Opinion | Why Dutch Farmers Turned Their Flag Upside Down


Food and energy prices here, as in the rest of Europe, have increased since the start of the war in Ukraine. Inflation last year was more than 11 percent. The fight with the farmers was the latest in a series of legal battles that had led the Dutch government to cap the number of flights from the country’s largest airport and reduce speed limits on highways. When the government insisted on making another unpopular environmental policy a priority at a time when many people were struggling to pay their bills, it created a space that the BBB rushed to fill.

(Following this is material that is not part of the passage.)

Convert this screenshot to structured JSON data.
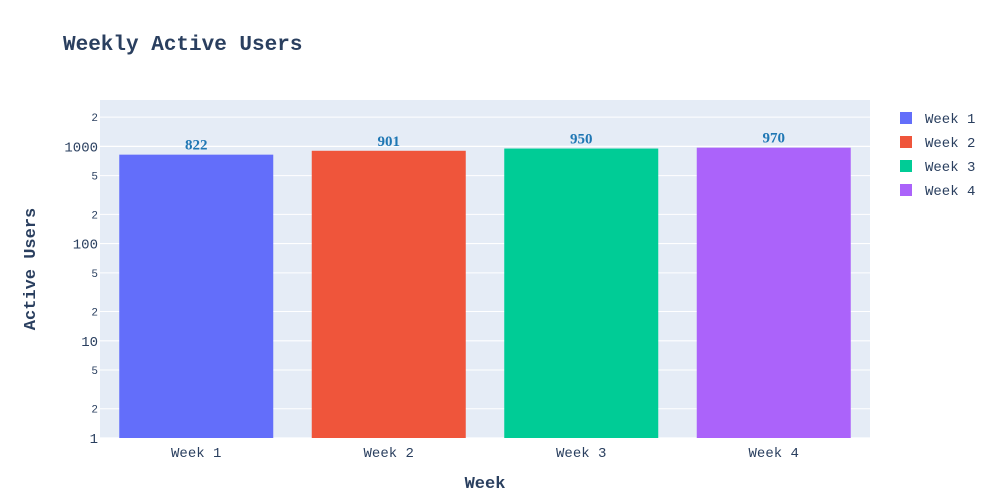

For many Dutch farmers, the fight is not ideological, and the BBB cast itself as the voice of rural interests against an urban elite that can’t tell a Hereford from a Holstein. “People in the Netherlands work very hard, want to live affordably, and in the weekend just want to drink a beer together,” the party’s leader, Caroline van der Plas, a former journalist, said in a recent campaign video.

The party has pushed back against being described as far right, but some on the right thought they recognized fellow travelers: Last summer, Donald Trump told a rally in Florida that the farmers were “courageously opposing the climate tyranny of the Dutch government.” Marine Le Pen, the leader of France’s far-right National Rally, also tweeted her support. Poland’s agriculture minister, a member of the ruling right-wing Law and Justice Party, met with the farmers in Warsaw and endorsed their cause.

After the election Mr. Rutte reportedly canceled a weekly lunch with his deputies to break bread with the BBB. The government spent much of last week in crisis talks debating whether the emissions plans should be watered down or put on hold.

For Europe, the backlash might just be beginning. A few weeks ago, farmers from Belgium’s northern Flanders region blockaded central Brussels with tractors to protest a regional plan to reduce emissions. “Proud to be a farmer,” read one of the signs.